Green Art 5 years ago Author

glassvisage Thanks so much for your kind words. The work environment had its challenges to say the least. I learned something new every day from the children I worked with. The staff was wonderful too and I know that's not always the case.


wayseeker profile image

wayseeker 5 years ago from Colorado

While the presence of people like Tomeka in our world is more widely recognized and better understood, it is still rare for people to really take the time to appreciate them and the beauty they bring to our world. This is a wonderful tribute to this.

I teach, and, while I only work with students like Tomeka on a limited basis, I am blessed every time.
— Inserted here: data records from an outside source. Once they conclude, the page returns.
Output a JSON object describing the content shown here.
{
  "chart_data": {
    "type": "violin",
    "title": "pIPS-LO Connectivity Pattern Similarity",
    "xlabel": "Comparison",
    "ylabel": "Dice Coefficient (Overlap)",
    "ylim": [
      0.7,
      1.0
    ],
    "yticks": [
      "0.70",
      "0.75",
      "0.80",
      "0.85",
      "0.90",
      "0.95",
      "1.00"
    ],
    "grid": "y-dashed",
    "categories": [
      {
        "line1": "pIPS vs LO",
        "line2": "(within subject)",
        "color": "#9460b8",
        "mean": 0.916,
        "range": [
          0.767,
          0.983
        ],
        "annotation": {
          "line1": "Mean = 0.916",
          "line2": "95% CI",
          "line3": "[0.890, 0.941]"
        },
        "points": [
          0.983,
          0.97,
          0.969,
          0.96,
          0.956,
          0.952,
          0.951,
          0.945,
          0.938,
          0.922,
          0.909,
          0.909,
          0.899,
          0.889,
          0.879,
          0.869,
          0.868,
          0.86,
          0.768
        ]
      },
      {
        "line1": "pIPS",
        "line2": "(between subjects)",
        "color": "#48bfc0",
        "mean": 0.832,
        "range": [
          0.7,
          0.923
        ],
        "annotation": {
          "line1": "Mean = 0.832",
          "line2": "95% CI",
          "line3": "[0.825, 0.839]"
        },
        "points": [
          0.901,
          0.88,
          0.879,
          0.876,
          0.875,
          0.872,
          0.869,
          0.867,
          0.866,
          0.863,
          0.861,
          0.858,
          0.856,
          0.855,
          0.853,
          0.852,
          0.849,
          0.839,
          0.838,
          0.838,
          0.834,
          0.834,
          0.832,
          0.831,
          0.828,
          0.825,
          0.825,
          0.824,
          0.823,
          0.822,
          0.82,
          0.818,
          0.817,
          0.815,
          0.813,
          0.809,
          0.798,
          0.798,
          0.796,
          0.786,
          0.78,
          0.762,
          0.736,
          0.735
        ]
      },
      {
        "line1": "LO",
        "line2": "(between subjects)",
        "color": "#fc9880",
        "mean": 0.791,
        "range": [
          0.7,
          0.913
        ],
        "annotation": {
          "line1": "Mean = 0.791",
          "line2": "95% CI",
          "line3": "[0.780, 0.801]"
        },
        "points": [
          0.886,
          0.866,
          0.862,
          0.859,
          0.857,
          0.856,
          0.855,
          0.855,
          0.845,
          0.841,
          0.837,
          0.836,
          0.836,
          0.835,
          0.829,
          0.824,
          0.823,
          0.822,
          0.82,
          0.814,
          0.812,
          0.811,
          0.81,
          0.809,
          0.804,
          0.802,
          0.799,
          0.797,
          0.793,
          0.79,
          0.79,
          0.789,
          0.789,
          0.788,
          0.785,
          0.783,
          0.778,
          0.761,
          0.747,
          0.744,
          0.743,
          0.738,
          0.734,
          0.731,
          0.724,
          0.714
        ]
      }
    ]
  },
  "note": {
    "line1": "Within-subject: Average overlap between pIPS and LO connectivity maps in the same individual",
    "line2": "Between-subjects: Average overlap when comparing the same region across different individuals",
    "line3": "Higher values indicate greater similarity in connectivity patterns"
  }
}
Without the mess of all the complicated concerns that are always running through the minds of everyone else to cover themselves with, their spirits always seem to shine through with more force and power.

Thanks for this reminder, and thank you for the work you have done.

wayseeker


Green Art profile image

Green Art 5 years ago Author

Thank you so much for taking the time to respond to this hub wayseeker. Being in the moment with children and adults like Tomeka is such a gift.

It's so great that your a teacher! The world needs caring and knowledgeable teachers like you to guide them in this crazy world we all share. Keep up the GREAT WORK!